Comer apenas aquilo que se poderia caçar, colher ou cultivar na terra assim como nossos ancestrais pré-históricos – esta é a filosofia da Dieta Paleolítica, ou Paleo, como é chamada entre os adeptos.
Os seguidores da dieta paleo acreditam que o corpo humano ainda não aprendeu a digerir alimentos vindos da agricultura ou industrializados, que foram introduzidos em nossa cultura há cerca de 10 mil anos. Ou seja, se os humanos habitam a Terra há mais de 2 milhões de anos, estamos convivendo com esse tipo de alimentos há apenas 0,5% do tempo referente à nossa existência. Os adeptos da Dieta Paleo defendem que ainda estamos geneticamente preparados para a alimentação que era praticada no período paleolítico da nossa história.
Vale lembrar que o período paleolítico pode variar de acordo com o povo que o viveu, tendo o fator geográfico como determinante. Os esquimós, por exemplo, alimentavam-se de carne de baleia e outros peixes, enquanto os aborígenes australianos viviam da caça de animais silvestres. Já os habitantes da floresta amazônica tinham uma farta gama de frutas, raízes e folhas, porém pouca carne.
A Dieta Paleo não contém alimentos plantados pelo homem, como arroz, feijão, trigo, cevada e outros que existem em grande demanda, pois são plantados para dar frutos. Os adeptos desse tipo de alimentação aderem somente a alimentos e frutos que nascem naturalmente da terra, como tinham que fazer seus ancestrais.

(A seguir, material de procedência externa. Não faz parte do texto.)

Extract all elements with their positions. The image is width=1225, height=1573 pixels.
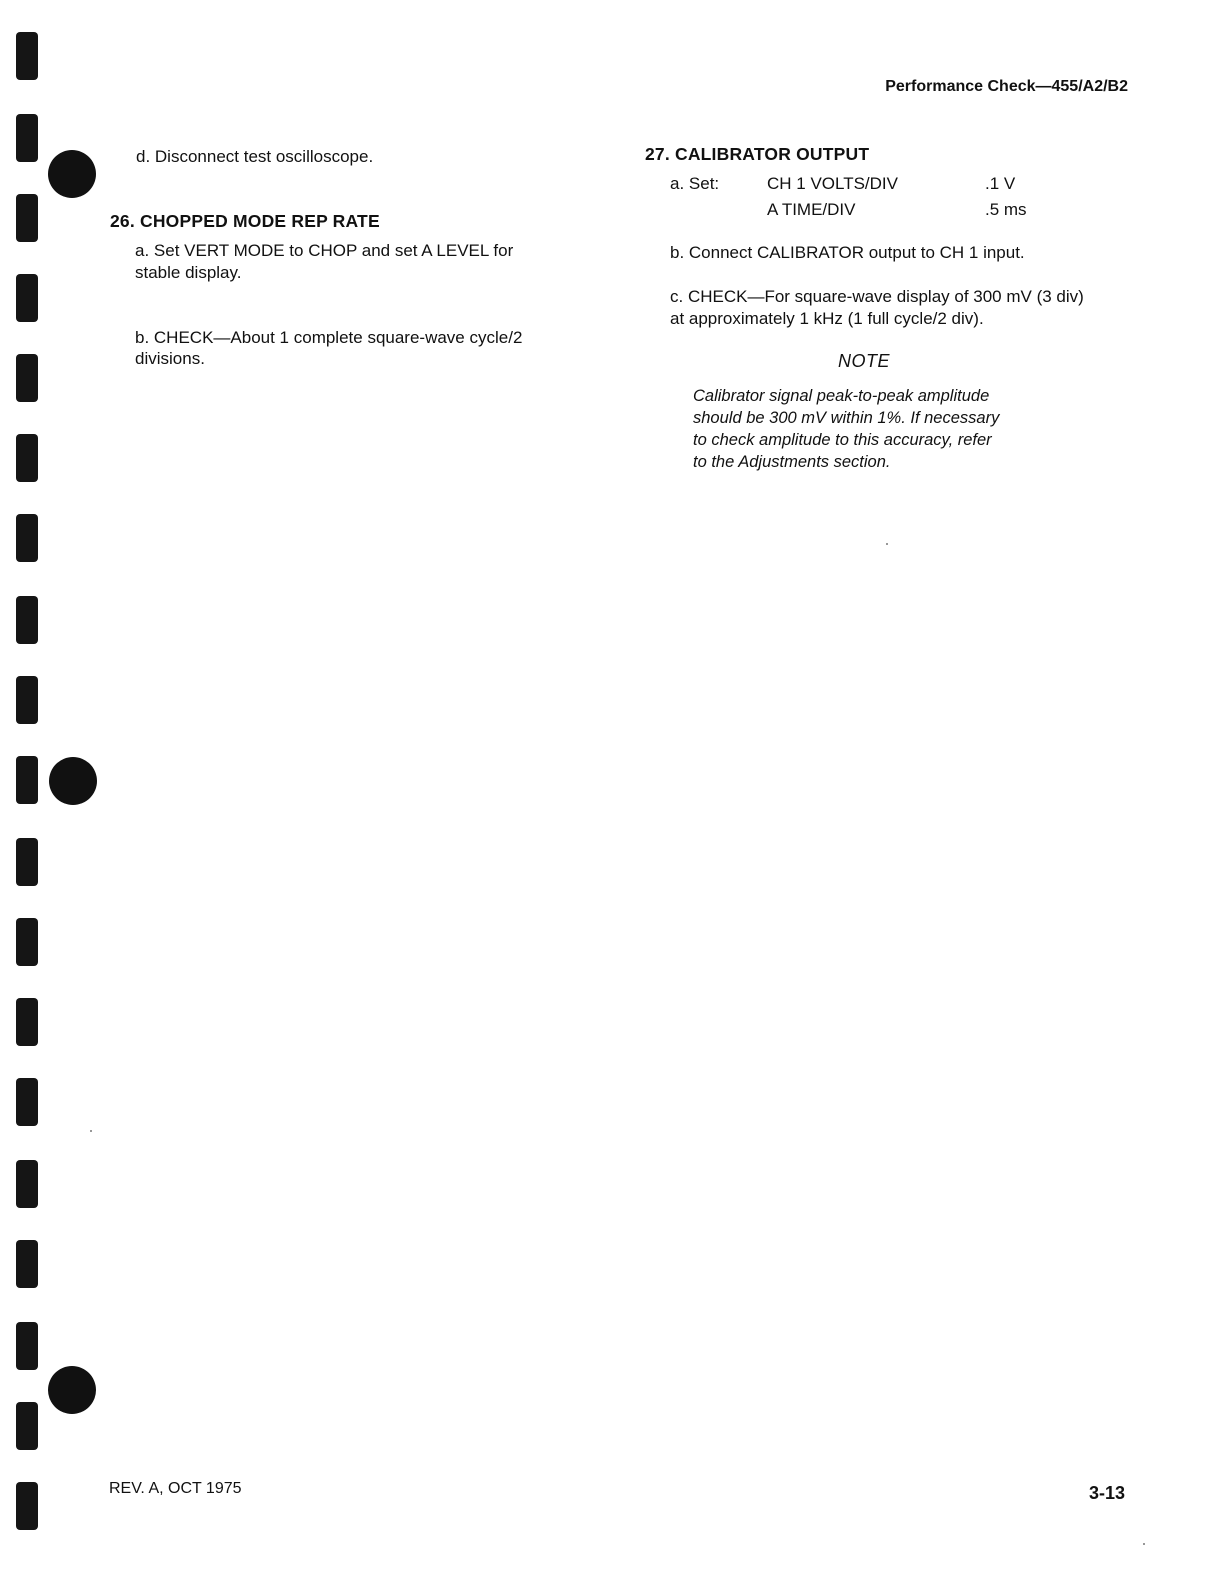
setting-value: .5 ms [985,200,1027,219]
punch-hole-mark [49,757,97,805]
scan-speck [1143,1543,1145,1545]
binding-mark [16,918,38,966]
step-26b-line-2: divisions. [135,349,205,368]
binding-mark [16,676,38,724]
step-26a-line-2: stable display. [135,263,242,282]
setting-value: .1 V [985,174,1016,193]
binding-mark [16,998,38,1046]
binding-mark [16,596,38,644]
page-number: 3-13 [1088,1483,1125,1503]
section-26-heading: 26. CHOPPED MODE REP RATE [110,211,380,231]
binding-mark [16,274,38,322]
step-26b-line-1: b. CHECK—About 1 complete square-wave cycle/2 [135,328,523,347]
step-27b: b. Connect CALIBRATOR output to CH 1 input. [670,243,1025,262]
binding-mark [16,114,38,162]
step-27a-label: a. Set: [670,174,720,193]
binding-mark [16,194,38,242]
setting-control: CH 1 VOLTS/DIV [767,174,898,193]
binding-mark [16,32,38,80]
scan-speck [90,1130,92,1132]
revision-date: REV. A, OCT 1975 [109,1480,242,1497]
binding-mark [16,1322,38,1370]
binding-mark [16,756,38,804]
section-27-heading: 27. CALIBRATOR OUTPUT [645,144,870,164]
binding-mark [16,514,38,562]
running-head: Performance Check—455/A2/B2 [885,78,1128,95]
setting-control: A TIME/DIV [767,200,856,219]
binding-mark [16,838,38,886]
binding-mark [16,1078,38,1126]
note-title: NOTE [838,351,891,371]
binding-mark [16,1160,38,1208]
punch-hole-mark [48,150,96,198]
note-line: should be 300 mV within 1%. If necessary [693,409,1000,427]
step-26a-line-1: a. Set VERT MODE to CHOP and set A LEVEL for [135,241,514,260]
binding-mark [16,434,38,482]
step-27c-line-2: at approximately 1 kHz (1 full cycle/2 div). [670,309,984,328]
binding-mark [16,1402,38,1450]
scan-speck [886,543,888,545]
binding-mark [16,1482,38,1530]
binding-mark [16,1240,38,1288]
step-27c-line-1: c. CHECK—For square-wave display of 300 mV (3 div) [670,287,1084,306]
note-line: Calibrator signal peak-to-peak amplitude [693,387,990,405]
note-line: to check amplitude to this accuracy, refer [693,431,992,449]
note-line: to the Adjustments section. [693,453,891,471]
punch-hole-mark [48,1366,96,1414]
step-26d-disconnect: d. Disconnect test oscilloscope. [136,147,374,166]
binding-mark [16,354,38,402]
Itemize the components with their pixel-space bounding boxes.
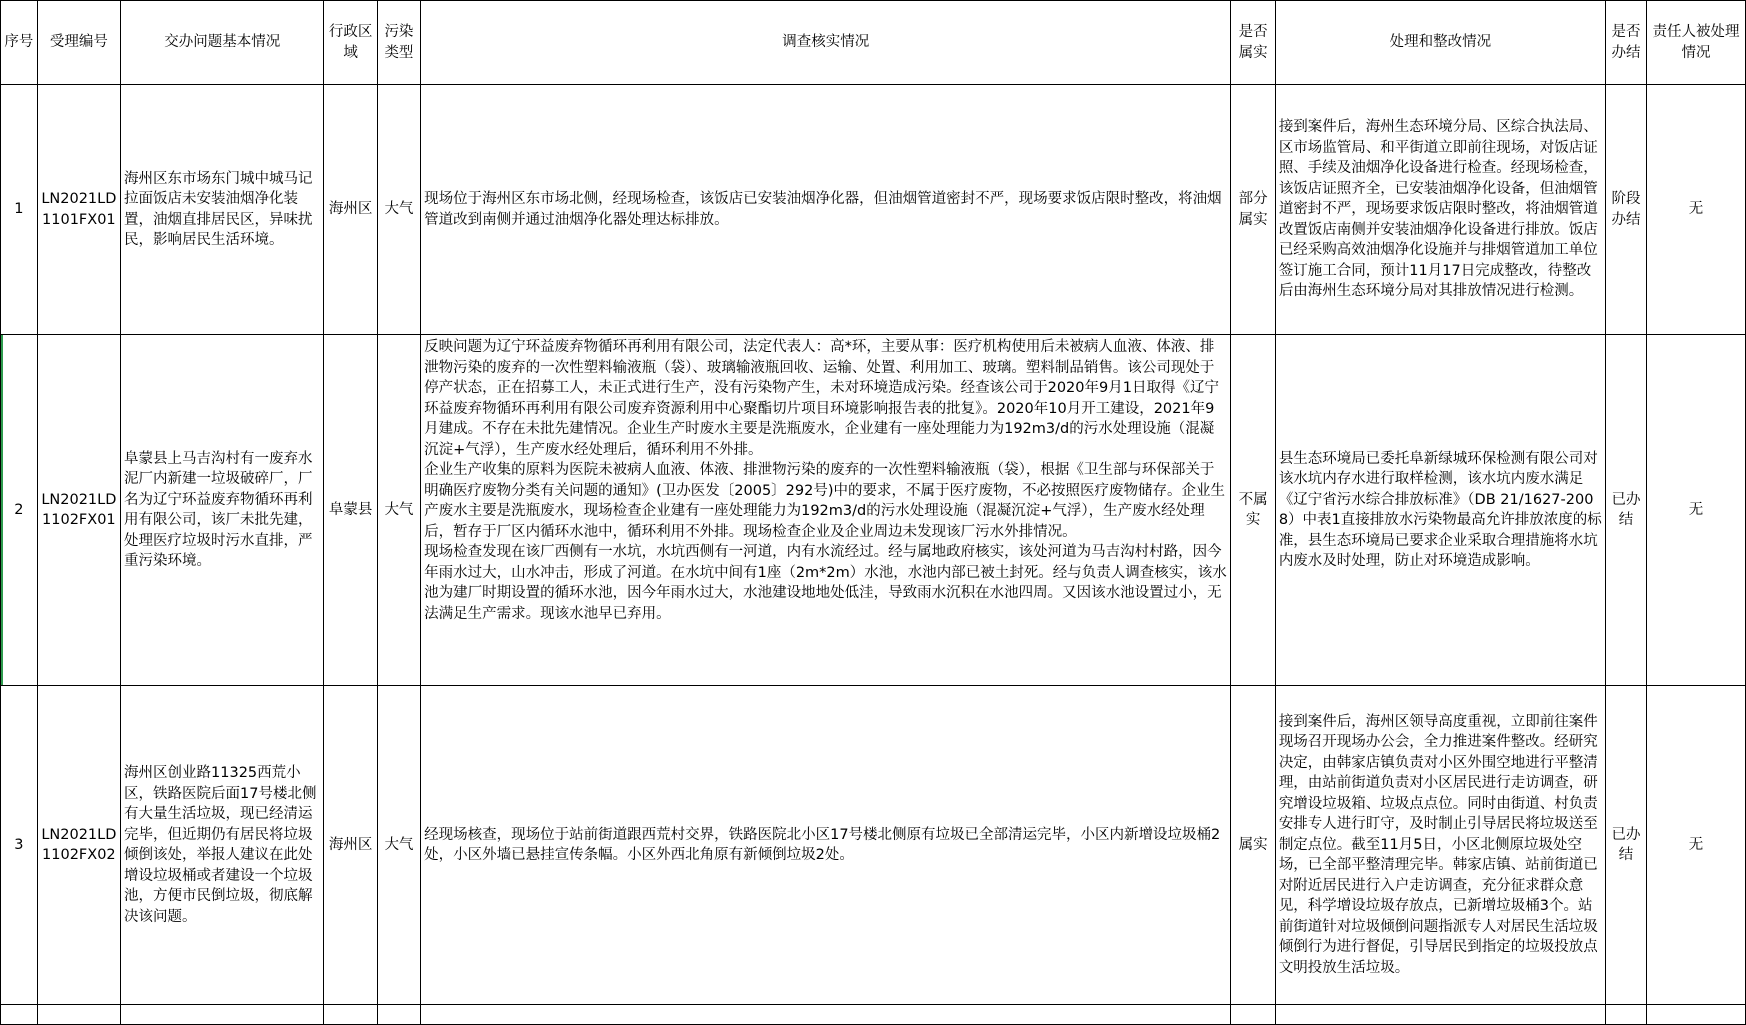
cell-region[interactable]: 海州区: [324, 686, 377, 1005]
header-investigation[interactable]: 调查核实情况: [421, 1, 1231, 85]
cell-empty[interactable]: [121, 1005, 324, 1025]
header-row: [1, 1, 1746, 85]
header-responsible[interactable]: 责任人被处理情况: [1647, 1, 1746, 85]
header-region[interactable]: 行政区域: [324, 1, 377, 85]
cell-id[interactable]: LN2021LD1102FX01: [37, 335, 120, 686]
header-issue[interactable]: 交办问题基本情况: [121, 1, 324, 85]
table-row: [1, 335, 1746, 686]
cell-empty[interactable]: [1275, 1005, 1605, 1025]
cell-pollution[interactable]: 大气: [377, 85, 420, 335]
cell-empty[interactable]: [1, 1005, 38, 1025]
cell-issue[interactable]: 阜蒙县上马吉沟村有一废弃水泥厂内新建一垃圾破碎厂，厂名为辽宁环益废弃物循环再利用有限公司，该厂未批先建，处理医疗垃圾时污水直排，严重污染环境。: [121, 335, 324, 686]
cell-handling[interactable]: 接到案件后，海州区领导高度重视，立即前往案件现场召开现场办公会，全力推进案件整改。经研究决定，由韩家店镇负责对小区外围空地进行平整清理，由站前街道负责对小区居民进行走访调查，研究增设垃圾箱、垃圾点点位。同时由街道、村负责安排专人进行盯守，及时制止引导居民将垃圾送至制定点位。截至11月5日，小区北侧原垃圾处空场，已全部平整清理完毕。韩家店镇、站前街道已对附近居民进行入户走访调查，充分征求群众意见，科学增设垃圾存放点，已新增垃圾桶3个。站前街道针对垃圾倾倒问题指派专人对居民生活垃圾倾倒行为进行督促，引导居民到指定的垃圾投放点文明投放生活垃圾。: [1275, 686, 1605, 1005]
cell-verified[interactable]: 不属实: [1231, 335, 1275, 686]
cell-pollution[interactable]: 大气: [377, 335, 420, 686]
cell-id[interactable]: LN2021LD1101FX01: [37, 85, 120, 335]
cell-region[interactable]: 海州区: [324, 85, 377, 335]
cell-issue[interactable]: 海州区东市场东门城中城马记拉面饭店未安装油烟净化装置，油烟直排居民区，异味扰民，影响居民生活环境。: [121, 85, 324, 335]
cell-responsible[interactable]: 无: [1647, 686, 1746, 1005]
header-handling[interactable]: 处理和整改情况: [1275, 1, 1605, 85]
cell-empty[interactable]: [1605, 1005, 1646, 1025]
cell-empty[interactable]: [1647, 1005, 1746, 1025]
cell-empty[interactable]: [421, 1005, 1231, 1025]
table-row-partial: [1, 1005, 1746, 1025]
header-no[interactable]: 序号: [1, 1, 38, 85]
cell-investigation[interactable]: 反映问题为辽宁环益废弃物循环再利用有限公司，法定代表人：高*环，主要从事：医疗机构使用后未被病人血液、体液、排泄物污染的废弃的一次性塑料输液瓶（袋）、玻璃输液瓶回收、运输、处置、利用加工、玻璃。塑料制品销售。该公司现处于停产状态，正在招募工人，未正式进行生产，没有污染物产生，未对环境造成污染。经查该公司于2020年9月1日取得《辽宁环益废弃物循环再利用有限公司废弃资源利用中心聚酯切片项目环境影响报告表的批复》。2020年10月开工建设，2021年9月建成。不存在未批先建情况。企业生产时废水主要是洗瓶废水，企业建有一座处理能力为192m3/d的污水处理设施（混凝沉淀+气浮），生产废水经处理后，循环利用不外排。 企业生产收集的原料为医院未被病人血液、体液、排泄物污染的废弃的一次性塑料输液瓶（袋），根据《卫生部与环保部关于明确医疗废物分类有关问题的通知》(卫办医发〔2005〕292号)中的要求，不属于医疗废物，不必按照医疗废物储存。企业生产废水主要是洗瓶废水，现场检查企业建有一座处理能力为192m3/d的污水处理设施（混凝沉淀+气浮），生产废水经处理后，暂存于厂区内循环水池中，循环利用不外排。现场检查企业及企业周边未发现该厂污水外排情况。 现场检查发现在该厂西侧有一水坑，水坑西侧有一河道，内有水流经过。经与属地政府核实，该处河道为马吉沟村村路，因今年雨水过大，山水冲击，形成了河道。在水坑中间有1座（2m*2m）水池，水池内部已被土封死。经与负责人调查核实，该水池为建厂时期设置的循环水池，因今年雨水过大，水池建设地地处低洼，导致雨水沉积在水池四周。又因该水池设置过小，无法满足生产需求。现该水池早已弃用。: [421, 335, 1231, 686]
cell-empty[interactable]: [377, 1005, 420, 1025]
header-pollution[interactable]: 污染类型: [377, 1, 420, 85]
cell-responsible[interactable]: 无: [1647, 85, 1746, 335]
cell-empty[interactable]: [37, 1005, 120, 1025]
cell-investigation[interactable]: 现场位于海州区东市场北侧，经现场检查，该饭店已安装油烟净化器，但油烟管道密封不严，现场要求饭店限时整改，将油烟管道改到南侧并通过油烟净化器处理达标排放。: [421, 85, 1231, 335]
cell-pollution[interactable]: 大气: [377, 686, 420, 1005]
cell-empty[interactable]: [324, 1005, 377, 1025]
cell-verified[interactable]: 属实: [1231, 686, 1275, 1005]
cell-no[interactable]: 1: [1, 85, 38, 335]
cell-investigation[interactable]: 经现场核查，现场位于站前街道跟西荒村交界，铁路医院北小区17号楼北侧原有垃圾已全部清运完毕，小区内新增设垃圾桶2处，小区外墙已悬挂宣传条幅。小区外西北角原有新倾倒垃圾2处。: [421, 686, 1231, 1005]
cell-handling[interactable]: 县生态环境局已委托阜新绿城环保检测有限公司对该水坑内存水进行取样检测，该水坑内废水满足《辽宁省污水综合排放标准》（DB 21/1627-2008）中表1直接排放水污染物最高允许排放浓度的标准，县生态环境局已要求企业采取合理措施将水坑内废水及时处理，防止对环境造成影响。: [1275, 335, 1605, 686]
table-row: [1, 85, 1746, 335]
cell-id[interactable]: LN2021LD1102FX02: [37, 686, 120, 1005]
cell-empty[interactable]: [1231, 1005, 1275, 1025]
cell-region[interactable]: 阜蒙县: [324, 335, 377, 686]
cell-closed[interactable]: 阶段办结: [1605, 85, 1646, 335]
cell-closed[interactable]: 已办结: [1605, 335, 1646, 686]
header-id[interactable]: 受理编号: [37, 1, 120, 85]
cell-no[interactable]: 3: [1, 686, 38, 1005]
cell-verified[interactable]: 部分属实: [1231, 85, 1275, 335]
cell-handling[interactable]: 接到案件后，海州生态环境分局、区综合执法局、区市场监管局、和平街道立即前往现场，对饭店证照、手续及油烟净化设备进行检查。经现场检查，该饭店证照齐全，已安装油烟净化设备，但油烟管道密封不严，现场要求饭店限时整改，将油烟管道改置饭店南侧并安装油烟净化设备进行排放。饭店已经采购高效油烟净化设施并与排烟管道加工单位签订施工合同，预计11月17日完成整改，待整改后由海州生态环境分局对其排放情况进行检测。: [1275, 85, 1605, 335]
cell-closed[interactable]: 已办结: [1605, 686, 1646, 1005]
header-verified[interactable]: 是否属实: [1231, 1, 1275, 85]
header-closed[interactable]: 是否办结: [1605, 1, 1646, 85]
cell-responsible[interactable]: 无: [1647, 335, 1746, 686]
cell-no[interactable]: 2: [1, 335, 38, 686]
table-row: [1, 686, 1746, 1005]
cell-issue[interactable]: 海州区创业路11325西荒小区，铁路医院后面17号楼北侧有大量生活垃圾，现已经清运完毕，但近期仍有居民将垃圾倾倒该处，举报人建议在此处增设垃圾桶或者建设一个垃圾池，方便市民倒垃圾，彻底解决该问题。: [121, 686, 324, 1005]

Mesmo defendendo este estilo de vida, muitos seguidores da dieta paleo admitem que o modo de vida atual torna difícil manter o hábito de comer somente o que o homem das cavernas comia. Mesmo a carne no mercado não é paleolítica, pois vêm de animais que passam por um processo de cárcere onde ficam estressados, não recebem sol e não tem vida livre. Eles não são tão saudáveis e selvagens como eram nos tempos das cavernas, isso torna a composição da carne e da gordura do animal diferente de como era originalmente.
A saída para muitos é a aposta em alimentos de procedência o mais natural possível, dando preferência a vegetais orgânicos, carne de animais criados em pastos, rejeitando qualquer produto industrializado. Uma dica para quem quer fazer parte desse grupo é evitar alimentos processados que sejam vendidos dentro de embalagens.
A dieta paleolítica proíbe o trigo, pois acredita que vicia, baseado no fato de que as pessoas precisam consumi-los todos os dias, estando presente em pães, massas e pizzas. As mudanças genéticas que o trigo sofre para tornar-se mais produtivo e render mais nas lavouras também influencia negativamente a população.
A total exclusão do trigo leva a uma desconstrução da tradicional pirâmide alimentar que costuma ter como base os cereais, pães e raízes. A dieta paleolítica defende que a pirâmide está completamente equivocada.
Os resultados da dieta paleolítica têm sido notados por médicos nos exames de rotina onde os pacientes emagrecem em torno muito sem perder nutrientes e fibras no corpo.
Apesar de ser bastante restritiva, os adeptos não reclamam de dificuldades em segui-la, pois podem comer quando e o quanto desejarem. Pois não é a contagem de calorias que rege a dieta, mas sim o que se come.